Das patscherte Leben des Genossen Pawel Dobrynin
Emily Walton in FALTER 41/2011 vom 14.10.2011 (S. 25)
Andrej Kurkows Roman"Der wahrhaftige Volkskontrolleur" ist nicht ganz leicht zu folgen, dafür aber lustig
In "Der wahrhaftige Volkskontrolleur" geht es kalt, aber herzlich zu. Genosse Pawel Dobrynin, ein naiver, treuer Typ, wird darin zum Volkskontrolleur ernannt und in den bitterkalten Norden der Sowjetunion gesandt. Er landet in Jakutien, wo es im Winter nie hell wird.
Pawel ist ein bis zur Dummheit ehrlicher Genosse. Er hinterfragt nicht, was seine Aufgaben sein werden, sondern gibt sich mit der Erklärung zufrieden, dass er Menschen und Fabriken in der Sowjetunion überprüfen soll. "Das Wichtigste ist nicht, zu verstehen, sondern zu handeln. Verstanden?", sagt man ihm bei seiner Ernennung. Patschert stolpert Pawel seinem Schicksal entgegen. Frau, Kinder und Hund lässt er in einem kleinen Dorf zurück.

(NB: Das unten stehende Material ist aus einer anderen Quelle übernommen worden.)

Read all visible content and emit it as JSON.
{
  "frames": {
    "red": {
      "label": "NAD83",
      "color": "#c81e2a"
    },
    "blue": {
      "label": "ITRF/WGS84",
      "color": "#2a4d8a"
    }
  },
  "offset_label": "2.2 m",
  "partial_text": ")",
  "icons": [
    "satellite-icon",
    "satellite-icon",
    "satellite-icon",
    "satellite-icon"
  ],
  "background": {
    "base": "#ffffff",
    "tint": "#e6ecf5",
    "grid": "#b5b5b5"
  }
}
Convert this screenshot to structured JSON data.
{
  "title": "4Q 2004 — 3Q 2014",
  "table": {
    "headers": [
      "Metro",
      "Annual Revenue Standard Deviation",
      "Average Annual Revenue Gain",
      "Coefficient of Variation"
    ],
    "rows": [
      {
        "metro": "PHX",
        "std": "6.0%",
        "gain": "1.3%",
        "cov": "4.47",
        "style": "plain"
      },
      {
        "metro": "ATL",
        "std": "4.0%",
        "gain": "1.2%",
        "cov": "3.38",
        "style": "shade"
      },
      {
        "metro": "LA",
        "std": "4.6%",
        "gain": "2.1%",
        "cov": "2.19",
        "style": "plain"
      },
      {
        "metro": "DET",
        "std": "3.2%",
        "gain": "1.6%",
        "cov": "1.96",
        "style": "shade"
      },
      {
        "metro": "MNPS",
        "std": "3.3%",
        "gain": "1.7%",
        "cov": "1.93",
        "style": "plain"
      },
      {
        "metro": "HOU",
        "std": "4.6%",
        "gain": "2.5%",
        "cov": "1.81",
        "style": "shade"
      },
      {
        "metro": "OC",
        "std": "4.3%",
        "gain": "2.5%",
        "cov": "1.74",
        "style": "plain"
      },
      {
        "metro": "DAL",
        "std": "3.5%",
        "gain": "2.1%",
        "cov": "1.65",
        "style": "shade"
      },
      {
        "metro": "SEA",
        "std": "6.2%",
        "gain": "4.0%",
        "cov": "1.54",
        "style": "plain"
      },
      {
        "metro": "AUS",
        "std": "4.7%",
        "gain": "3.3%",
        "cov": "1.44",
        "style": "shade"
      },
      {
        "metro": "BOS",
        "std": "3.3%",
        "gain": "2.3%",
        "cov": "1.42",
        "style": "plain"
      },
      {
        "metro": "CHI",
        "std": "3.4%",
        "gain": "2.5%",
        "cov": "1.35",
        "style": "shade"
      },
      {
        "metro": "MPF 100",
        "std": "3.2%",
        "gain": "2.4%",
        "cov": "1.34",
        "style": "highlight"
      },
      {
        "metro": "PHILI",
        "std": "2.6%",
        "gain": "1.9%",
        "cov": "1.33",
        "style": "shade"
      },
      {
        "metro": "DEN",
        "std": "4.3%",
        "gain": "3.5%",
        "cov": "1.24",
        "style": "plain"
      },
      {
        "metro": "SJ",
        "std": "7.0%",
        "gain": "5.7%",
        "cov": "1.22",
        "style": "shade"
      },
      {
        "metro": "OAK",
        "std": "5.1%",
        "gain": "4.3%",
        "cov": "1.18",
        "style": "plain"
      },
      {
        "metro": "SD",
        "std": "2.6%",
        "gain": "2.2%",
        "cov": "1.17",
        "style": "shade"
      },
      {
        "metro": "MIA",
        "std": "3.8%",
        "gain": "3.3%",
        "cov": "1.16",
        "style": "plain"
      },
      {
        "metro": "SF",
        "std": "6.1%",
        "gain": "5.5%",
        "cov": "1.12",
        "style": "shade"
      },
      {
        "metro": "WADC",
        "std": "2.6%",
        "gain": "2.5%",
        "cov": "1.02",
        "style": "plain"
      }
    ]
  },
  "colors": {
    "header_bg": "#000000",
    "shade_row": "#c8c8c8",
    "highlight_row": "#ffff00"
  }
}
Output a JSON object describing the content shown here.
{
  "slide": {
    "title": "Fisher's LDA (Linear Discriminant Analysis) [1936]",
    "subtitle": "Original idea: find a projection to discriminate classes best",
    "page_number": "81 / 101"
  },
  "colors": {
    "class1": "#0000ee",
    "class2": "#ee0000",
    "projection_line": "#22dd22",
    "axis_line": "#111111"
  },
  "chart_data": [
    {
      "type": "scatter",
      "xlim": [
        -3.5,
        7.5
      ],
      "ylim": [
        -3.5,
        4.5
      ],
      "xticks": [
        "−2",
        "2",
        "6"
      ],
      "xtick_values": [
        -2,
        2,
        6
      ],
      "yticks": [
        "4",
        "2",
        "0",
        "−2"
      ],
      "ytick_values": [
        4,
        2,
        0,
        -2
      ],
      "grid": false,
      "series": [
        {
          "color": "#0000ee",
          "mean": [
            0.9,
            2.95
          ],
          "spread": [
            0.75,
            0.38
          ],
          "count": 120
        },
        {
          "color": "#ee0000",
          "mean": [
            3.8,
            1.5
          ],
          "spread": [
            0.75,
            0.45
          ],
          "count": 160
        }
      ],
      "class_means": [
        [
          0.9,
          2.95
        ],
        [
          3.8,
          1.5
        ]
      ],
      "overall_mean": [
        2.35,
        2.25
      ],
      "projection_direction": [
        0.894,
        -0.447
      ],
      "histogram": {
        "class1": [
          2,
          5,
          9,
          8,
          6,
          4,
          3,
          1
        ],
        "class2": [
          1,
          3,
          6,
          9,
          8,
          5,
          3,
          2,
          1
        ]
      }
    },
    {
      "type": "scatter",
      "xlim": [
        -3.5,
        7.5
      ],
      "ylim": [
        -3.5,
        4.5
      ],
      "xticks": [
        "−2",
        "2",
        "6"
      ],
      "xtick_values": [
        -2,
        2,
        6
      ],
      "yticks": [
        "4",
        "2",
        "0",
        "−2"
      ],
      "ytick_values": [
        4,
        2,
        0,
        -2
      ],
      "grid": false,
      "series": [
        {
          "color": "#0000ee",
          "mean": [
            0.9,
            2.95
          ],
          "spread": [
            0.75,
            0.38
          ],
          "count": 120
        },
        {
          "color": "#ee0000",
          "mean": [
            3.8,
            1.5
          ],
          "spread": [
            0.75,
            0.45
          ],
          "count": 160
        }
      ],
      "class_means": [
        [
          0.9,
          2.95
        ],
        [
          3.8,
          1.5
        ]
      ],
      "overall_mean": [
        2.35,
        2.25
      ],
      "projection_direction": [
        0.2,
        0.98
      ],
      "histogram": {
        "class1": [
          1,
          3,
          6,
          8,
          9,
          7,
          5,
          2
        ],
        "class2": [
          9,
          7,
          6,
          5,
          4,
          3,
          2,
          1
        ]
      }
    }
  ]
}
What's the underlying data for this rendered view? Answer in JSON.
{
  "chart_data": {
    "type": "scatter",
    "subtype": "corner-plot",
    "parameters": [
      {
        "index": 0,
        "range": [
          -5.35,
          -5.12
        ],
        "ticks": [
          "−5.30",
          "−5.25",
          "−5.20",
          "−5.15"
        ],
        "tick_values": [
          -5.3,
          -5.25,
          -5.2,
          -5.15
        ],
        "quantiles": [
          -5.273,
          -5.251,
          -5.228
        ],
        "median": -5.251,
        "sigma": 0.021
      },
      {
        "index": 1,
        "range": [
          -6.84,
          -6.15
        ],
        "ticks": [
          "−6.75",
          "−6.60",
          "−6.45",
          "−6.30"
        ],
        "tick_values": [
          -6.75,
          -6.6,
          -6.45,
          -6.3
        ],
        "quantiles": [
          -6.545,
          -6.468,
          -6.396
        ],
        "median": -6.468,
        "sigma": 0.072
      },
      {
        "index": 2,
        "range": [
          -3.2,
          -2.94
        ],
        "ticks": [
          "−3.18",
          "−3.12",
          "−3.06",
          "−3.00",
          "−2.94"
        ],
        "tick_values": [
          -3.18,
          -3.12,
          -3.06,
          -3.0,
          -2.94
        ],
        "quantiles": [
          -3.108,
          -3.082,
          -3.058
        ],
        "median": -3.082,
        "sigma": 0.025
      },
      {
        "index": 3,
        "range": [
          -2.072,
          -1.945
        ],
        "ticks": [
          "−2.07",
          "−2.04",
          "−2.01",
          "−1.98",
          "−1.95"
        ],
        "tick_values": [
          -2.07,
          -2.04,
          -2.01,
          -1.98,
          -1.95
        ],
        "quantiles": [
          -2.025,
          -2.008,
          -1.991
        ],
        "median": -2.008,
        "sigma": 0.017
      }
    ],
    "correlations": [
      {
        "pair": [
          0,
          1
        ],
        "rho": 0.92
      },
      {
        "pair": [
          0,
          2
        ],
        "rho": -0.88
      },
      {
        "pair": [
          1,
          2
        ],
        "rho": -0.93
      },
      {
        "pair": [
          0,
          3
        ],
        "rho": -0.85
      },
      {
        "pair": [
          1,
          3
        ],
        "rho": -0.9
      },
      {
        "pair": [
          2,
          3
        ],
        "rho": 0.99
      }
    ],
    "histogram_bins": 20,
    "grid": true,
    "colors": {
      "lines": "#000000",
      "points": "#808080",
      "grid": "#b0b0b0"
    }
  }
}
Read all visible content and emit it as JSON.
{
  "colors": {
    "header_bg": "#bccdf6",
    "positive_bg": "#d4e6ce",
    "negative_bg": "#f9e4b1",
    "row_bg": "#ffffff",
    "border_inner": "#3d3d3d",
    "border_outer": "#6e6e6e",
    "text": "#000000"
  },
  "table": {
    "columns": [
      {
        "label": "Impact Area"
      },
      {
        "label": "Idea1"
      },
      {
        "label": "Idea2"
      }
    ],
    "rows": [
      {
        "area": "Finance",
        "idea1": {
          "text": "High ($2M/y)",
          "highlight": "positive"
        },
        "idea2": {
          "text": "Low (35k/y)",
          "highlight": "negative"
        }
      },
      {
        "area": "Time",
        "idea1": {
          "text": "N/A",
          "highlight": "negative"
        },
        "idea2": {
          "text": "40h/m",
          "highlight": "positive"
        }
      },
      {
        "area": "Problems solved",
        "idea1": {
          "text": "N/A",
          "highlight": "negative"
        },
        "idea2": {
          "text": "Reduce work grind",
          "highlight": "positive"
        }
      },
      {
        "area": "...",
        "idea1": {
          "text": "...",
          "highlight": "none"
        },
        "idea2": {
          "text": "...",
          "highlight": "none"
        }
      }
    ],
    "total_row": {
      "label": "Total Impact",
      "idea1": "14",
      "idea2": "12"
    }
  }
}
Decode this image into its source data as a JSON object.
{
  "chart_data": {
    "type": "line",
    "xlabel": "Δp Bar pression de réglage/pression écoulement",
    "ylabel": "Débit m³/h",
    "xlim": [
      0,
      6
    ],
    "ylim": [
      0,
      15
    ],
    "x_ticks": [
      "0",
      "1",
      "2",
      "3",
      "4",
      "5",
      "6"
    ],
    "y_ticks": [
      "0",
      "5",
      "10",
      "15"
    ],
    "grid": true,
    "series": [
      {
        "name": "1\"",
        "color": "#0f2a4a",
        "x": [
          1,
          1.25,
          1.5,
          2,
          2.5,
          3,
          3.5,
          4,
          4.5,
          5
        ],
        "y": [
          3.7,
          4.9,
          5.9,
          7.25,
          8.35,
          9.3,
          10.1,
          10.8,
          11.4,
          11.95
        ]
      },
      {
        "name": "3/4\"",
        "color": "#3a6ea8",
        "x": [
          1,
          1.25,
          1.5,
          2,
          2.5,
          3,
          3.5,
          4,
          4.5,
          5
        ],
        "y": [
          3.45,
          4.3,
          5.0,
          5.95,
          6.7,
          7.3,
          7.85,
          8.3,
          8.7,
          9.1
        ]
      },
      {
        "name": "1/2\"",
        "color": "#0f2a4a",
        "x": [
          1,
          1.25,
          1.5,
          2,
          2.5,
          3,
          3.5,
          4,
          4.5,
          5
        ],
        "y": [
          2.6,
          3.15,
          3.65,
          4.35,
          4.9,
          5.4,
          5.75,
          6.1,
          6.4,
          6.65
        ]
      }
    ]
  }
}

Mit Zwieback und Axt im Gepäck fährt er zum Kreml und sieht zum ersten Mal eine Stadt. Wie alle Ranghöheren bekommt er eine Dienstfrau zur Seite gestellt, mit der er Tisch und Bett in einer Dienstwohnung teilen soll. Später, als sie ihm mitteilt, dass sie Vorsitzende der Frauenkommission des Obersten Sowjet für Mutterschaft und glückliches Familienleben ist, befürchtet er, noch mehr mit dieser Frau teilen zu müssen. Lange hält sich der gutgläubige Held freilich nicht in der Großstadt auf, er bricht nach Norden auf.
Die Reise des Volkskontrolleurs ist der tragende von vier Handlungssträngen. Kurkow schweift aber auch in andere Regionen der Sowjetunion ab. Aufgepasst: Der Leser begegnet dabei unter anderem einem Engel, der auf die Erde gekommen ist, um den ersten gerechten Menschen in der UdSSR zu finden (denn bisher ist noch kein Sowjet in den Himmel gekommen). Der Engel lernt eine Gruppe einfacher Menschen – Deserteure und Bauern – kennen, die dem Stern Archipka ins Neue Gelobte Land folgen. Als wären zwei bizarre Handlungsebenen nicht genug, erzählt Kurkow auch die Geschichte eines Schuldirektors, der einer Frau das Träumen beibringen will, indem er mit ihr Fallschirmspringen geht. Und schließlich gibt es noch Künstler Mark, der mit seinem Papagei durchs Land reist. Der Vogel rezitiert politische Gedichte.
Diese Figuren erwachen nicht wirklich zum Leben. Sobald man sich in eine Szene eingefühlt hat, wird der Schauplatz gewechselt. Einzig Pawel wirkt dreidimensional. Ab dem zweiten Drittel des Buchs steigt die Zahl der Nebenfiguren so stark an, dass der Lesefluss dadurch gestört wird – auch wenn man sich in der Zwischenzeit an die russischen Namen der Figuren (Vorname, Vatername, Nachname und auch noch Spitzname) gewöhnt hat.
Auch der Verlag hat den Überblick verloren. Im Klappentext steht, dass Pawel auf seiner Reise dem Engel und dem Papageienbesitzer begegnet. Tatsächlich werden diese Fäden nicht zusammengeführt. Das scheint auch gar nicht Kurkows Ziel zu sein. Viel eher dürfte es ihm um Dichte gehen. Als wollte er eine möglichst absurde, fantasievolle Geschichtensammlung aus der Lenin-Sowjetunion zu einem Roman verweben. Herrlich komisch sind die Passagen zur Leninisierung. So sollen alle kultischen Plätze der Völker des Nordens in Leninwinkel verwandelt werden, leider werden aber zu wenige Büsten geliefert.
Bei allem Humor bleibt das traurige Leben eines Genossen, der für den Staat lebte, vom Staat träumte und seine eigenen Bedürfnisse vergaß.